Pienso en ustedes, hermanas y hermanos consagrados, y en el don que representan; pienso en cada uno de nosotros, los cristianos de hoy: ¿somos todavía capaces de vivir la espera? ¿No estamos a veces demasiado atrapados en nosotros mismos, en las cosas y en los ritmos intensos de cada día, hasta el punto de olvidarnos de Dios que siempre viene? ¿No estamos demasiado embelesados por nuestras buenas obras, corriendo incluso el riesgo de convertir la vida religiosa y cristiana en las “muchas cosas que hacer” y de descuidar la búsqueda cotidiana del Señor? ¿No corremos a veces el peligro de programar nuestra vida personal y la vida comunitaria sobre el cálculo de las posibilidades de éxito, en lugar de cultivar con alegría y humildad la pequeña semilla que se nos confía, con la paciencia de quien siembra sin esperar nada, y de quien sabe esperar los tiempos y las sorpresas de Dios? A veces —hay que reconocerlo— hemos perdido esta capacidad de esperar. Esto se debe a diversos obstáculos, y de entre ellos quisiera destacar dos.
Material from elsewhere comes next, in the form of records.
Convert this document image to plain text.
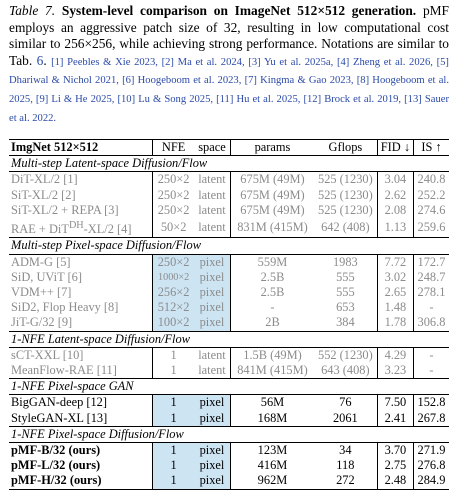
Table 7. System-level comparison on ImageNet 512×512 generation. pMF employs an aggressive patch size of 32, resulting in low computational cost similar to 256×256, while achieving strong performance. Notations are similar to Tab. 6. [1] Peebles & Xie 2023, [2] Ma et al. 2024, [3] Yu et al. 2025a, [4] Zheng et al. 2026, [5] Dhariwal & Nichol 2021, [6] Hoogeboom et al. 2023, [7] Kingma & Gao 2023, [8] Hoogeboom et al. 2025, [9] Li & He 2025, [10] Lu & Song 2025, [11] Hu et al. 2025, [12] Brock et al. 2019, [13] Sauer et al. 2022.
ImgNet 512×512	NFE	space	params	Gflops	FID ↓	IS ↑
Multi-step Latent-space Diffusion/Flow						
DiT-XL/2 [1]	250×2	latent	675M (49M)	525 (1230)	3.04	240.8
SiT-XL/2 [2]	250×2	latent	675M (49M)	525 (1230)	2.62	252.2
SiT-XL/2 + REPA [3]	250×2	latent	675M (49M)	525 (1230)	2.08	274.6
RAE + DiT$^{DH}$-XL/2 [4]	50×2	latent	831M (415M)	642 (408)	1.13	259.6
Multi-step Pixel-space Diffusion/Flow						
ADM-G [5]	250×2	pixel	559M	1983	7.72	172.7
SiD, UViT [6]	1000×2	pixel	2.5B	555	3.02	248.7
VDM++ [7]	256×2	pixel	2.5B	555	2.65	278.1
SiD2, Flop Heavy [8]	512×2	pixel	-	653	1.48	-
JiT-G/32 [9]	100×2	pixel	2B	384	1.78	306.8
1-NFE Latent-space Diffusion/Flow						
sCT-XXL [10]	1	latent	1.5B (49M)	552 (1230)	4.29	-
MeanFlow-RAE [11]	1	latent	841M (415M)	643 (408)	3.23	-
1-NFE Pixel-space GAN						
BigGAN-deep [12]	1	pixel	56M	76	7.50	152.8
StyleGAN-XL [13]	1	pixel	168M	2061	2.41	267.8
1-NFE Pixel-space Diffusion/Flow						
pMF-B/32 (ours)	1	pixel	123M	34	3.70	271.9
pMF-L/32 (ours)	1	pixel	416M	118	2.75	276.8
pMF-H/32 (ours)	1	pixel	962M	272	2.48	284.9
El primer obstáculo que nos hace perder la capacidad de esperar es el descuido de la vida interior. Es lo que ocurre cuando el cansancio prevalece sobre el asombro, cuando la costumbre sustituye al entusiasmo, cuando perdemos la perseverancia en el camino espiritual, cuando las experiencias negativas, los conflictos o los frutos, que parecen retrasarse, nos convierten en personas amargadas y resentidas. No es bueno masticar amargura, porque en una familia religiosa -—como en cualquier comunidad y familia— las personas amargadas y con “cara sombría” hacen pesado el ambiente; estas personas que parecer tener vinagre en el corazón. Es necesario entonces recuperar la gracia perdida, es decir, volver atrás y, mediante una intensa vida interior, retornar al espíritu de humildad gozosa y de gratitud silenciosa. Y esto se alimenta con la adoración, con el empeño de las rodillas y del corazón, con la oración concreta que combate e intercede, que es capaz de avivar el deseo de Dios, el amor de antaño, el asombro del primer día, el sabor de la espera.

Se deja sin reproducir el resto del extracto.